Being a family member of someone dealing with substance use disorder, Smith said, can be highly frustrating, noting drug addicts are by nature “kind of selfish...even if they’re not trying to be malicious.”

That selfishness is what she said makes it hard to be a friend or family member to a person with an addiction.

“Once somebody is an addict for so long, no matter how much you love them, it’s just frustrating. Addiction is annoying,” Smith said.

Understanding the biology behind her grandfather’s substance use disorder is the way Smith said she copes with that frustration.

Because her grandfather began taking painkillers for an injury in his 30s and still takes them more than three decades later, Smith said she knows his tolerance for pain medication is simply much higher than that of a non-addicted person.

People with substance use disorder, she added, respond to other drugs better than any other person. Smith noted her grandfather was essentially predisposed to become an addict after his alcoholism.

“Abstinence is, in a lot of ways, a real luxury,” Smith said.

Smith emphasized the point that the opioid epidemic is not a new problem, but instead it’s just now receiving adequate attention in society.

“There have been drug epidemics in this country forever. Like in the 80s and 90s, black people were dying on the streets left and right due to a crack epidemic,” Smith said. “When that crack epidemic happened, we created the ‘War on Drugs,’ and whenever white kids started getting addicted to heroin, all of a sudden we had an opioid crisis and everyone feels bad for drug addicts.”

As someone headed into a career field with intent to use her educational background in both political science and social work, Smith knows how important policy is in addressing the epidemic from a historical standpoint.

“Specifically when it comes to drug policy, we measure ‘poor people drugs’ differently than we measure ‘rich people drugs,’” Smith said.

And while developing ways to help combat the epidemic are important, the issue itself is not new, and Smith said it shouldn’t be treated as such.

“It’s kind of disrespectful to people who have been living in north St.
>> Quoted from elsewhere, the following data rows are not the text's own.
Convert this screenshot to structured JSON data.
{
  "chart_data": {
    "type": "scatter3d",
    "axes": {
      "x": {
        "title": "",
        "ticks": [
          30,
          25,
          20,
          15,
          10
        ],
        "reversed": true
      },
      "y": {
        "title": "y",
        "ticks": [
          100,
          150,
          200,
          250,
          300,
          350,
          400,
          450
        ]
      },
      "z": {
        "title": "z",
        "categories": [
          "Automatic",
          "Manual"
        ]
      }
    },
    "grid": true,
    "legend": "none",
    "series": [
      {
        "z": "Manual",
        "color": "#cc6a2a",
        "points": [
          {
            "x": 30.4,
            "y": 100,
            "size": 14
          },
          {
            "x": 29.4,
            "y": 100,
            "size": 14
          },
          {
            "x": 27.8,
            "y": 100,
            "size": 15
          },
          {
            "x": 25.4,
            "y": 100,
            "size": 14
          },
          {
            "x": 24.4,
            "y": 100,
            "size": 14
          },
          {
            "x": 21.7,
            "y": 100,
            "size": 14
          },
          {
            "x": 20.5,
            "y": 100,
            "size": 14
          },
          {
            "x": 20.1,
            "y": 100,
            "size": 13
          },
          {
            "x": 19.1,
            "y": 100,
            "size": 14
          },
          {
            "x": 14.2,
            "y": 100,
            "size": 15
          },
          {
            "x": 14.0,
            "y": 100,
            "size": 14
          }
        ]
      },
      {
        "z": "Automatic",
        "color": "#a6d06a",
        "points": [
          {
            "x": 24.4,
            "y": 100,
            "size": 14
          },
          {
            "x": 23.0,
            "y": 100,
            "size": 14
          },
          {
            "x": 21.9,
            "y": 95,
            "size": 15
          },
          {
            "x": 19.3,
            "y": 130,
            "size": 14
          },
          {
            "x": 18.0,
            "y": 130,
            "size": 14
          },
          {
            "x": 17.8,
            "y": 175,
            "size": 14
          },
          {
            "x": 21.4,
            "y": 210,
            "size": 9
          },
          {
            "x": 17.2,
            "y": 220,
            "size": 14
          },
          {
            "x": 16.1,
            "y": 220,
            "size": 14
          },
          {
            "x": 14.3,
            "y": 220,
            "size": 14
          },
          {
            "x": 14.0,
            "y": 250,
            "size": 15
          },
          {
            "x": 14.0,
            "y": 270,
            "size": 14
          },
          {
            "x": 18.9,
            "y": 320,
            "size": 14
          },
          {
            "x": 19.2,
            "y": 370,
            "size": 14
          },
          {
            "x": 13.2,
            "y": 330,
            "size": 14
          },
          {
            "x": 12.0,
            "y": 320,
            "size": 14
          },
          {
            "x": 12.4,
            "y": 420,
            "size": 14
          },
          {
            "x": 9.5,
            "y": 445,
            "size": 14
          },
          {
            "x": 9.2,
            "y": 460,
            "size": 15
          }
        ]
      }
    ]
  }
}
Louis city who have been dying for 70 years from drug addiction and then all of a sudden us kids in St. Charles city start getting into drugs and within five years we have, you know, drug court and policies and implementation and drug classes and classes that they never got over there,” Smith said.
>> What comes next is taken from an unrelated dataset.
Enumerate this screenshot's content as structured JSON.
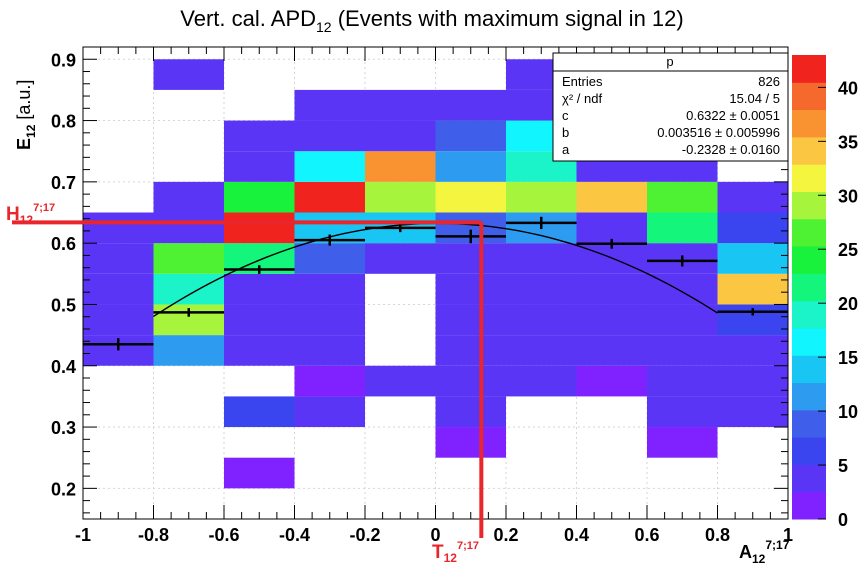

One way Smith said the epidemic can be combated is through more open conversations in homes about drugs, even though it may be an uncomfortable subject.

She noted substance use disorder is a preventable disease, but Smith said “it’s not preventable for everyone.” While some children grow up in households where drugs are never a topic of conversation around the dinner table, others are influenced by their parents at young ages to try dangerous and harmful substances.

“[Parents] could save their kids’ lives by just talking about it once,” Smith said. “Or, they could save someone else’s life by teaching their kids not to judge drug addicts.”